Älter werden und Wohnen – wo fühle ich mich zu Hause?
Wenn ich über das Älterwerden nachdenke, wird für mich auch die Frage nach meinem Wohnumfeld immer wichtiger.
Als hochsensible Frau habe ich schon früh gespürt, dass meine Umgebung einen großen Einfluss darauf hat, wie es mir geht. Lärm, Verkehr, viele Menschen und ständige Bewegung können für mich sehr anstrengend sein. Die Nähe zur Natur dagegen hat mir immer gutgetan.
Schon als Kind habe ich am Rand einer Kleinstadt, nicht weit vom Wald entfernt, gelebt. Später durfte ich einige Jahre in einem kleinen Ort im Hochschwarzwald verbringen. Dort habe ich mich freier und wohler gefühlt.
Im Laufe meines Lebens habe ich auch in größeren Städten und in schönen Häusern gelebt. Von außen betrachtet war vieles gut. Aber ich habe immer wieder erlebt, dass ein Ort trotzdem nicht zu mir passen muss.
Heute weiß ich besser, was mir wichtig ist: Ruhe, Natur, Freiheit und eine überschaubare Lebenssituation.

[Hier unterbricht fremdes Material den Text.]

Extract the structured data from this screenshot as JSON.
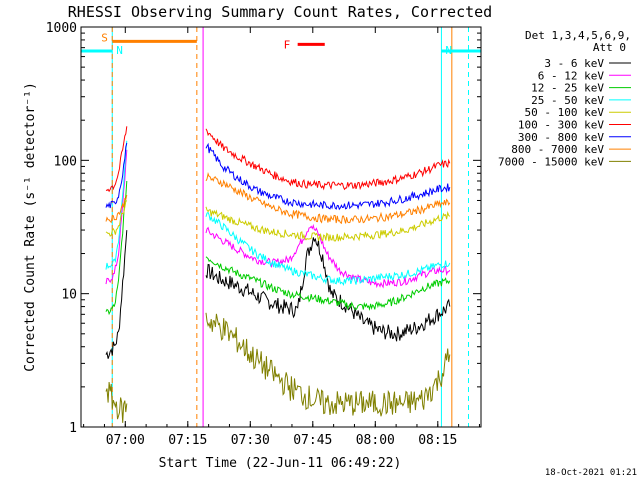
{
  "chart_data": {
    "type": "line",
    "title": "RHESSI Observing Summary Count Rates, Corrected",
    "xlabel": "Start Time (22-Jun-11 06:49:22)",
    "ylabel": "Corrected Count Rate (s⁻¹ detector⁻¹)",
    "x_unit": "minutes after 06:49:22",
    "xlim": [
      0,
      96
    ],
    "ylim": [
      1,
      1000
    ],
    "yscale": "log",
    "x_ticks": [
      {
        "label": "07:00",
        "value": 10.63
      },
      {
        "label": "07:15",
        "value": 25.63
      },
      {
        "label": "07:30",
        "value": 40.63
      },
      {
        "label": "07:45",
        "value": 55.63
      },
      {
        "label": "08:00",
        "value": 70.63
      },
      {
        "label": "08:15",
        "value": 85.63
      }
    ],
    "y_ticks": [
      {
        "label": "1",
        "value": 1
      },
      {
        "label": "10",
        "value": 10
      },
      {
        "label": "100",
        "value": 100
      },
      {
        "label": "1000",
        "value": 1000
      }
    ],
    "legend_title": [
      "Det 1,3,4,5,6,9,",
      "Att 0"
    ],
    "legend_position": "right",
    "series": [
      {
        "name": "3 - 6 keV",
        "color": "#000000",
        "x": [
          6,
          8,
          9,
          10,
          11
        ],
        "y": [
          3.5,
          4,
          5,
          12,
          30
        ],
        "x2": [
          30,
          33,
          36,
          40,
          44,
          48,
          52,
          54,
          56,
          58,
          60,
          64,
          68,
          72,
          76,
          80,
          84,
          87,
          88.5
        ],
        "y2": [
          15,
          13,
          12,
          10.5,
          9,
          8,
          7.5,
          18,
          28,
          19,
          10,
          8,
          6,
          5.2,
          5,
          5.5,
          6.5,
          7.5,
          8
        ]
      },
      {
        "name": "6 - 12 keV",
        "color": "#ff00ff",
        "x": [
          6,
          8,
          9,
          10,
          11
        ],
        "y": [
          12,
          14,
          20,
          45,
          120
        ],
        "x2": [
          30,
          34,
          38,
          42,
          46,
          50,
          53,
          55,
          57,
          59,
          62,
          66,
          70,
          74,
          78,
          82,
          86,
          88.5
        ],
        "y2": [
          30,
          25,
          21,
          18,
          17,
          18,
          25,
          33,
          28,
          20,
          15,
          13,
          12,
          12,
          12.5,
          14,
          15,
          15
        ]
      },
      {
        "name": "12 - 25 keV",
        "color": "#00cc00",
        "x": [
          6,
          8,
          9,
          10,
          11
        ],
        "y": [
          7,
          8,
          12,
          30,
          70
        ],
        "x2": [
          30,
          34,
          38,
          42,
          46,
          50,
          54,
          58,
          62,
          66,
          70,
          74,
          78,
          82,
          86,
          88.5
        ],
        "y2": [
          19,
          16,
          14,
          12.5,
          11,
          10,
          9.5,
          9,
          8.5,
          8,
          8,
          8.5,
          9.5,
          11,
          12,
          12.5
        ]
      },
      {
        "name": "25 - 50 keV",
        "color": "#00ffff",
        "x": [
          6,
          8,
          9,
          10,
          11
        ],
        "y": [
          16,
          17,
          25,
          55,
          140
        ],
        "x2": [
          30,
          34,
          38,
          42,
          46,
          50,
          54,
          58,
          62,
          66,
          70,
          74,
          78,
          82,
          86,
          88.5
        ],
        "y2": [
          40,
          32,
          25,
          20,
          17,
          15,
          14,
          13,
          12.5,
          12.5,
          13,
          13.5,
          14,
          15,
          16.5,
          17
        ]
      },
      {
        "name": "50 - 100 keV",
        "color": "#cccc00",
        "x": [
          6,
          8,
          9,
          10,
          11
        ],
        "y": [
          28,
          29,
          32,
          40,
          50
        ],
        "x2": [
          30,
          34,
          38,
          42,
          46,
          50,
          54,
          58,
          62,
          66,
          70,
          74,
          78,
          82,
          86,
          88.5
        ],
        "y2": [
          42,
          38,
          34,
          31,
          29,
          28,
          27,
          26.5,
          26.5,
          27,
          27.5,
          28.5,
          30,
          33,
          37,
          38
        ]
      },
      {
        "name": "100 - 300 keV",
        "color": "#ff0000",
        "x": [
          6,
          8,
          9,
          10,
          11
        ],
        "y": [
          60,
          65,
          80,
          120,
          180
        ],
        "x2": [
          30,
          34,
          38,
          42,
          46,
          50,
          54,
          58,
          62,
          66,
          70,
          74,
          78,
          82,
          86,
          88.5
        ],
        "y2": [
          170,
          125,
          105,
          90,
          78,
          70,
          66,
          65,
          65,
          65,
          67,
          70,
          75,
          82,
          92,
          95
        ]
      },
      {
        "name": "300 - 800 keV",
        "color": "#0000ff",
        "x": [
          6,
          8,
          9,
          10,
          11
        ],
        "y": [
          45,
          47,
          55,
          80,
          135
        ],
        "x2": [
          30,
          34,
          38,
          42,
          46,
          50,
          54,
          58,
          62,
          66,
          70,
          74,
          78,
          82,
          86,
          88.5
        ],
        "y2": [
          130,
          90,
          72,
          60,
          53,
          49,
          47,
          46,
          46,
          46,
          47,
          49,
          52,
          56,
          61,
          63
        ]
      },
      {
        "name": "800 - 7000 keV",
        "color": "#ff8000",
        "x": [
          6,
          8,
          9,
          10,
          11
        ],
        "y": [
          36,
          37,
          40,
          45,
          55
        ],
        "x2": [
          30,
          34,
          38,
          42,
          46,
          50,
          54,
          58,
          62,
          66,
          70,
          74,
          78,
          82,
          86,
          88.5
        ],
        "y2": [
          75,
          68,
          58,
          50,
          44,
          40,
          38,
          36.5,
          36,
          36,
          36.5,
          38,
          40,
          43,
          47,
          48
        ]
      },
      {
        "name": "7000 - 15000 keV",
        "color": "#808000",
        "x": [
          6,
          8,
          9,
          10,
          11
        ],
        "y": [
          2,
          1.5,
          1.4,
          1.3,
          1.5
        ],
        "x2": [
          30,
          34,
          38,
          42,
          46,
          50,
          54,
          58,
          62,
          66,
          70,
          74,
          78,
          82,
          86,
          88.5
        ],
        "y2": [
          6.5,
          5.5,
          4.3,
          3.2,
          2.5,
          2,
          1.7,
          1.5,
          1.5,
          1.5,
          1.5,
          1.5,
          1.5,
          1.6,
          2.3,
          3.5
        ]
      }
    ],
    "annotations": [
      {
        "label": "S",
        "color": "#ff8000",
        "x_range": [
          7.5,
          27.8
        ],
        "y": 780
      },
      {
        "label": "N",
        "color": "#00ffff",
        "x_range": [
          0,
          7.5
        ],
        "y": 660
      },
      {
        "label": "N",
        "color": "#00ffff",
        "x_range": [
          86.5,
          96
        ],
        "y": 660
      },
      {
        "label": "F",
        "color": "#ff0000",
        "x_range": [
          52,
          58.5
        ],
        "y": 740
      }
    ],
    "vertical_markers": [
      {
        "x": 0,
        "color": "#00ffff",
        "style": "solid"
      },
      {
        "x": 7.5,
        "color": "#00ffff",
        "style": "solid"
      },
      {
        "x": 7.5,
        "color": "#ff8000",
        "style": "dashed"
      },
      {
        "x": 27.8,
        "color": "#ff8000",
        "style": "dashed"
      },
      {
        "x": 29.3,
        "color": "#ff00ff",
        "style": "solid"
      },
      {
        "x": 86.5,
        "color": "#00ffff",
        "style": "solid"
      },
      {
        "x": 89,
        "color": "#ff8000",
        "style": "solid"
      },
      {
        "x": 93,
        "color": "#00ffff",
        "style": "dashed"
      }
    ]
  },
  "footer": {
    "timestamp": "18-Oct-2021 01:21"
  }
}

Auch meine Bedürfnisse haben sich verändert. Ein großes Haus, das früher durch meine Lebenssituation wichtig war, wäre heute für mich nicht mehr das, was ich brauche. Ich wünsche mir einen Raum, den ich gut versorgen kann und der mir erlaubt, mein eigenes Tempo zu leben.
Meine heutige Wohnsituation ist dabei nicht perfekt. Ich spüre auch hier Begrenzungen und möchte nichts schönreden. Aber im Moment ist sie für mich die stimmigste Lösung.
Ich frage mich heute deshalb weniger:
„Was wäre die perfekte Wohnsituation?“
Sondern:
„Was ist für mich im Jetzt möglich – und was unterstützt mich wirklich?“
Mit 61 Jahren wird für mich auch die Selbstbestimmtheit immer wichtiger. Ich möchte meinen Alltag möglichst lange selbst gestalten können. Dazu gehören für mich erreichbare Einkaufsmöglichkeiten, die Möglichkeit, zu Fuß in die Natur zu kommen, und eine Umgebung, in der ich mich zurückziehen und zur Ruhe kommen kann.
Denn bewusst älter zu werden bedeutet für mich nicht nur, nach innen zu schauen.
Es bedeutet auch, wahrzunehmen, welche äußeren Bedingungen mir guttun.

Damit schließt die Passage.